個人としては同じような世論調査をする必要があるのかな、と疑問に思います。アメリカでは、大統領選の際に、各州の世論調査が行われ、州毎の結果がでていました。日本では、各県ごとの調査などは行われないわけですよね。サンプルサイズが限られているなら焦点を絞ったほうが精度の高い調査が可能になるでしょう。そういう形で資源を割り振ったほうが意味のある調査ができるのではないでしょうか。同じような調査をして、結果がそれぞれにぜんぜん異なるというのでは、単に有権者にとって混乱を招くだけなので好ましくないでしょう。

From editor

行政学を研究しておられる砂原先生に、12政党が入り乱れ混戦模様を呈してる今回の衆議院選の意義や争点についてご見解を伺った。我が国では、政治の流れは地方分権に向いていて、その表れとして様々な地域政党が出現した。しかし、地域政党同士でうまく連合を組めなかった。その点で、今回の選挙は、地方分権に関して「一回休み」とのことだった。また、地方自治体の首長が国政に関与してくるのも自然な流れのようだ。

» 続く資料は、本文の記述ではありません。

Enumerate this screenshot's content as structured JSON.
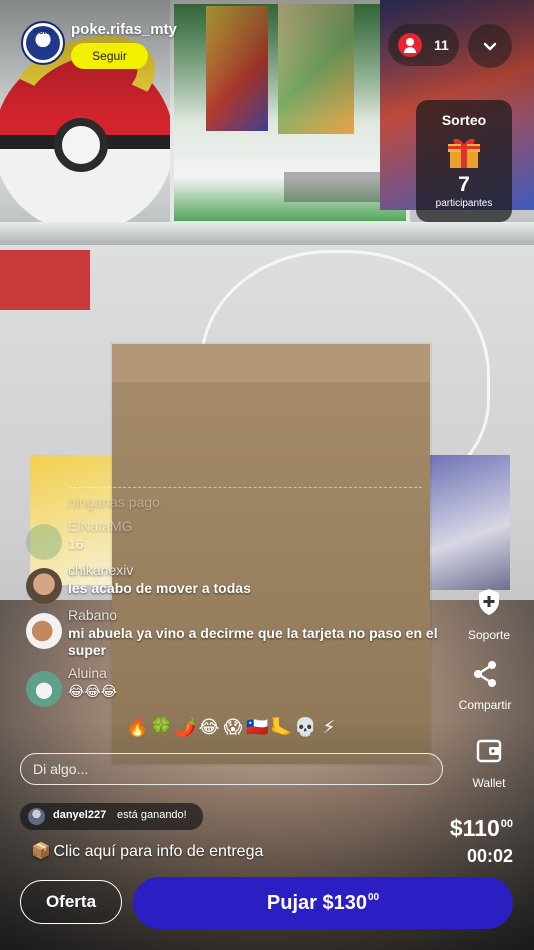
{
  "header": {
    "seller_name": "poke.rifas_mty",
    "seller_logo_text": "Poke",
    "follow_label": "Seguir",
    "viewer_count": "11"
  },
  "raffle": {
    "title": "Sorteo",
    "participants": "7",
    "participants_label": "participantes"
  },
  "chat": {
    "messages": [
      {
        "user": "",
        "text": "ninganas pago",
        "avatar_color": "#9a9a9a"
      },
      {
        "user": "ElNataMG",
        "text": "16",
        "avatar_color": "#7fb07f"
      },
      {
        "user": "chikanexiv",
        "text": "les acabo de mover a todas",
        "avatar_color": "#8a6a4a"
      },
      {
        "user": "Rabano",
        "text": "mi abuela ya vino a decirme que la tarjeta no paso en el super",
        "avatar_color": "#b0805a"
      },
      {
        "user": "Aluina",
        "text": "😂😂😂",
        "avatar_color": "#6a9a8a"
      }
    ],
    "input_placeholder": "Di algo..."
  },
  "reactions": [
    "🔥",
    "🍀",
    "🌶️",
    "😂",
    "😱",
    "🇨🇱",
    "🦶",
    "💀",
    "⚡"
  ],
  "side_actions": {
    "support_label": "Soporte",
    "share_label": "Compartir",
    "wallet_label": "Wallet"
  },
  "winner": {
    "name": "danyel227",
    "status": "está ganando!"
  },
  "delivery_text": "Clic aquí para info de entrega",
  "auction": {
    "price_main": "$110",
    "price_cents": "00",
    "timer": "00:02"
  },
  "actions": {
    "offer_label": "Oferta",
    "bid_label_main": "Pujar $130",
    "bid_label_cents": "00"
  },
  "colors": {
    "follow_bg": "#f2f000",
    "bid_bg": "#2b1ec2",
    "viewer_icon": "#e3262f"
  }
}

そして、従来の世論調査も、現在の政党は地域性が強いという理由から、誤差が出やすくなっており、マスコミ各社で結果が異なっている (参考URL: http://www.realpolitics.jp/research/)。都道府県ごとの調査を行うなど、焦点を絞ったほうがより精度の高い調査になるということだった。政治の流れの変化に、マスコミ側も対応していかなければならないだろう。

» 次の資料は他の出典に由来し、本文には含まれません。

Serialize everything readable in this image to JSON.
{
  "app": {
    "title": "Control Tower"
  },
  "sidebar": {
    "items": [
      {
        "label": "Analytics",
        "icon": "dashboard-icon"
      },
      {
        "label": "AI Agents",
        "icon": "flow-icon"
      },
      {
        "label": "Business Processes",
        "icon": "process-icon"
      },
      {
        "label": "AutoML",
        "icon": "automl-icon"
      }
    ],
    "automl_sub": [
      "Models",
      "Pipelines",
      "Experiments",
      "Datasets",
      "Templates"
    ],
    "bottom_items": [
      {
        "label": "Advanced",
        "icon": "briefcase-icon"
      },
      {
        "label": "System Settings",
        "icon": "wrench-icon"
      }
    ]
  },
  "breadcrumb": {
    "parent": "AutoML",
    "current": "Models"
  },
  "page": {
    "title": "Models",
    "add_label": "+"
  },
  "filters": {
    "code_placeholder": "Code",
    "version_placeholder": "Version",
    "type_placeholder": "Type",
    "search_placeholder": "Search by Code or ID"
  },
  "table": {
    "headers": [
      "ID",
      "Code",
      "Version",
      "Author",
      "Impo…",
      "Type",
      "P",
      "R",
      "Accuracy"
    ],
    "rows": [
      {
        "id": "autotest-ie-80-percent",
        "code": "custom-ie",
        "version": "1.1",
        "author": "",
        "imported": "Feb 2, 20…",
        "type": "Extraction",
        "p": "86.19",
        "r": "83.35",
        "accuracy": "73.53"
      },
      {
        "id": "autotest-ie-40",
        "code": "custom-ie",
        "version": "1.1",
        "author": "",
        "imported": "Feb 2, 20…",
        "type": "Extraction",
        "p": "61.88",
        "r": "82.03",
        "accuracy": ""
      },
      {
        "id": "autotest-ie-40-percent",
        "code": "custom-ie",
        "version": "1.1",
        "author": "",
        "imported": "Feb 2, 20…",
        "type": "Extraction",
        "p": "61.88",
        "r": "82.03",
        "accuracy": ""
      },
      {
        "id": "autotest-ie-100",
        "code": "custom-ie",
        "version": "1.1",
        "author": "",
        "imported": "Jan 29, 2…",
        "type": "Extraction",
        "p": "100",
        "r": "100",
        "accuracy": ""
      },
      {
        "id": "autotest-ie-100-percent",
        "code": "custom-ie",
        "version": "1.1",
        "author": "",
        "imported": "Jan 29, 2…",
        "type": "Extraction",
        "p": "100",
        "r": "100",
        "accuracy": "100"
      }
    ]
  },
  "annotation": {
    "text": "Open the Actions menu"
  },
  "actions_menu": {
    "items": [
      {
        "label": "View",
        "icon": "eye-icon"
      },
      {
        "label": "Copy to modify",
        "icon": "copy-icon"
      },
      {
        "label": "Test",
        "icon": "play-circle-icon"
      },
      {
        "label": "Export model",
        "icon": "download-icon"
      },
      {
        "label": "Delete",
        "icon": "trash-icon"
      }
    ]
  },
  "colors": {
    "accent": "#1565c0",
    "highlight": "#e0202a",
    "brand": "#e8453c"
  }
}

このような地方分権への流れの中での選挙。政党が乱立され、争点も入り乱れて、判断基準が難しい選挙になっている。また、「一票の格差問題」という違憲状態のまま選挙戦に突入したように、制度自体に関しても問題がある選挙になってしまっている。先生に、ご自身が投票する際に何を判断基準とするかを伺ったが、非常に難しいということだった。読者の多くも投票に出向くことだろう。一有権者として、そのような状況下でも、自分なりに候補者等について調べ、納得できる投票先を選ぶことで (白票も一つの選択肢かもしれないが) 、自分なりの判断を下すことが必要だ。